In order to minimize losses and downtime, advanced inspection and maintenance strategies are necessary to identify failures and find the root issues for correction or mitigation. Any advanced reliability tool’s objective consists in proactively detecting the largest classes of PV faults, intending to minimize the probability of occurrence of failure modes. These tools involve advanced on-site inspections, e.g., thermal (infrared) imaging with Unmanned Aerial Vehicle (UAV) technology, and artificial intelligence techniques, usually based on machine learning or deep learning, for automatic monitoring and diagnosis.
In [9], the authors provide a review of PV predictive maintenance. After justifying its need, they address the current approaches and opportunities, distinguishing between manual diagnostics, the failure modes and effects analysis (FMEA) approach, machine learning and forecasting, and real-time sensor analysis. PV maintenance approaches are classified by detection accuracy and cost. The authors conclude that methods that maximize accuracy are also the most expensive. On the other hand, manual diagnostic approaches, such as visual inspections or infrared thermography, are low-cost and can be mainly used to assess the PV panels’ performance rather than the PV system as a whole. Using an FMEA approach or machine learning and forecasting can increase the accuracy but requires additional expenses. Last, the installation of specific sensors is found to be the most accurate yet the most expensive approach.
The number of field data to analyze increases as PV systems become larger, making manual PV monitoring more and more challenging. Aerial inspections and infrared thermography can be performed automatically, using manned survey aircraft or UAV (or drone) technology. The significant diffusion of UAV equipped with infrared cameras can support the fast supervision of PV plants and allows for identifying faults and malfunctions at module or cell levels for large surfaces; the quality of the assessment depends mainly on the imaging and post-processing systems that are used. Nonetheless, their utilization is limited based on geographic areas and authorizations [15].
In [16], the authors propose using optical and thermal infrared sensors simultaneously with different resolutions to produce accurate temperature spatial information. Based on orthographic thermal infrared images, the temperature-fluctuation characteristics and spatial distribution analysis can identify modules and cells with abnormally high temperatures. The authors conclude that the inspection method of the PV module using a UAV equipped with thermal infrared sensors can be helpful for safety inspection and monitoring. Following this approach, the authors of [17] propose providing multirotor UAVs with additional sensors to correct their flight path in real-time and move a further step toward autonomous monitoring techniques. The authors address the problem of direct and indirect visual servoing, i.e., the issue of controlling a vehicle using feedback information coming from vision sensors. Using a dynamic compensator (based on a combination of a Canny edge detector and a Hough transform) that works primarily on the data information provided by the cameras already installed onboard, the UAVs are able to correct the set-point position and reject errors with respect to the desired trajectory.

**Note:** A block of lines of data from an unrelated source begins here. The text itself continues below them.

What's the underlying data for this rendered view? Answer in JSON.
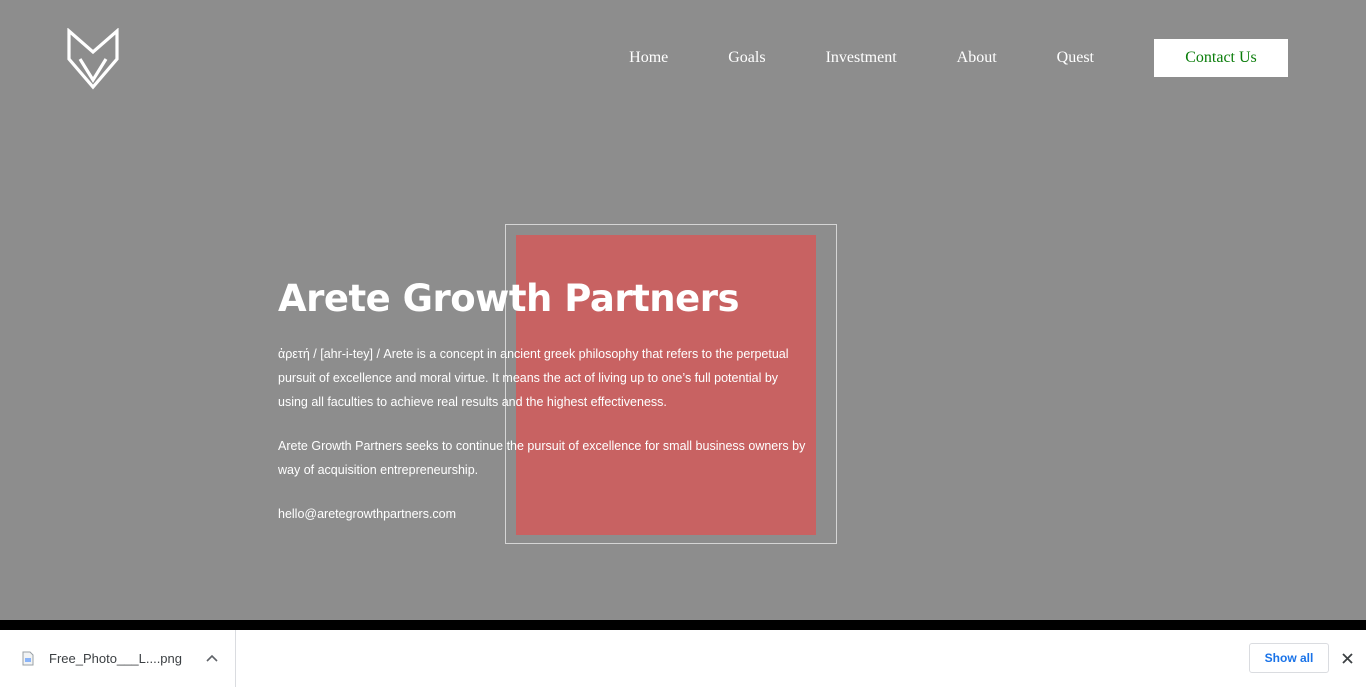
{
  "header": {
    "logo_icon": "fox-logo-icon",
    "nav": [
      "Home",
      "Goals",
      "Investment",
      "About",
      "Quest"
    ],
    "contact_label": "Contact Us"
  },
  "hero": {
    "title": "Arete Growth Partners",
    "paragraph1": "ἀρετή / [ahr-i-tey] / Arete is a concept in ancient greek philosophy that refers to the perpetual pursuit of excellence and moral virtue. It means the act of living up to one’s full potential by using all faculties to achieve real results and the highest effectiveness.",
    "paragraph2": "Arete Growth Partners seeks to continue the pursuit of excellence for small business owners by way of acquisition entrepreneurship.",
    "email": "hello@aretegrowthpartners.com"
  },
  "colors": {
    "background": "#8d8d8d",
    "accent_square": "#c86262",
    "contact_text": "#0a7d0a",
    "show_all_text": "#1a73e8"
  },
  "download_shelf": {
    "file_name": "Free_Photo___L....png",
    "file_icon": "image-file-icon",
    "menu_icon": "chevron-up-icon",
    "show_all_label": "Show all",
    "close_icon": "close-icon"
  }
}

Artificial intelligence approaches have been used successfully in conjunction with UAV technology. As aforementioned, the quality of any UAV assessment depends on the selected post-processing techniques. In [18], the authors use deep neural networks to process the images acquired employing UAV. The approach (which uses a mask-region-based three-layers CNN) can precisely detect the location of anomalies in images. The method solves three tasks simultaneously: location, segmentation, and classification of objects in an image. The proposed method outperforms standard image-processing techniques, detecting faults that were not detectable. Given the good computational performances, the authors foresee an onboard integration in the UAV platform for automatic on-site inspection operations, with minimized personnel activities.
Besides inspection procedures, predictive approaches are gaining significant interest (they are explicitly cited in the IEC TS 63265 Photovoltaic power systems–Reliability practices for operation). Predictive maintenance is a condition-based intervention carried out following a forecast derived from the analysis and evaluation of the significant parameters of the PV plants and their components (e.g., modules, inverters). The objective is to forecast the plant performance and degradation rate to detect anomalies before they become failures and estimate the plant’s remaining useful lifetime.
Generally, predictive monitoring systems need high-quality information, i.e., measured data processed through preliminary filtering and conditioning actions, consisting of fixing missing data and synchronization issues, data aggregation, and outlier management. In [19], quality issues relative to measured data of temperature, irradiance, and power outputs are assessed. Nominal Operating Cell Temperature model and different regression models are compared with temperature data fixing. In-plane irradiance data with different degrees of accuracy might be measured directly on-site or inferred from neighboring weather stations or satellite information on global horizontal irradiance. Imputation or transposition models and machine-learning algorithms are suggested to fill in the irradiance data gaps. Simple visual approaches are indicated to first detect data issues, such as similarity checks between time series of irradiance and power. Different preliminary data filtering approaches are discussed. Nevertheless, the authors state the necessity of establishing common guidelines to ease comparability and reliability of results.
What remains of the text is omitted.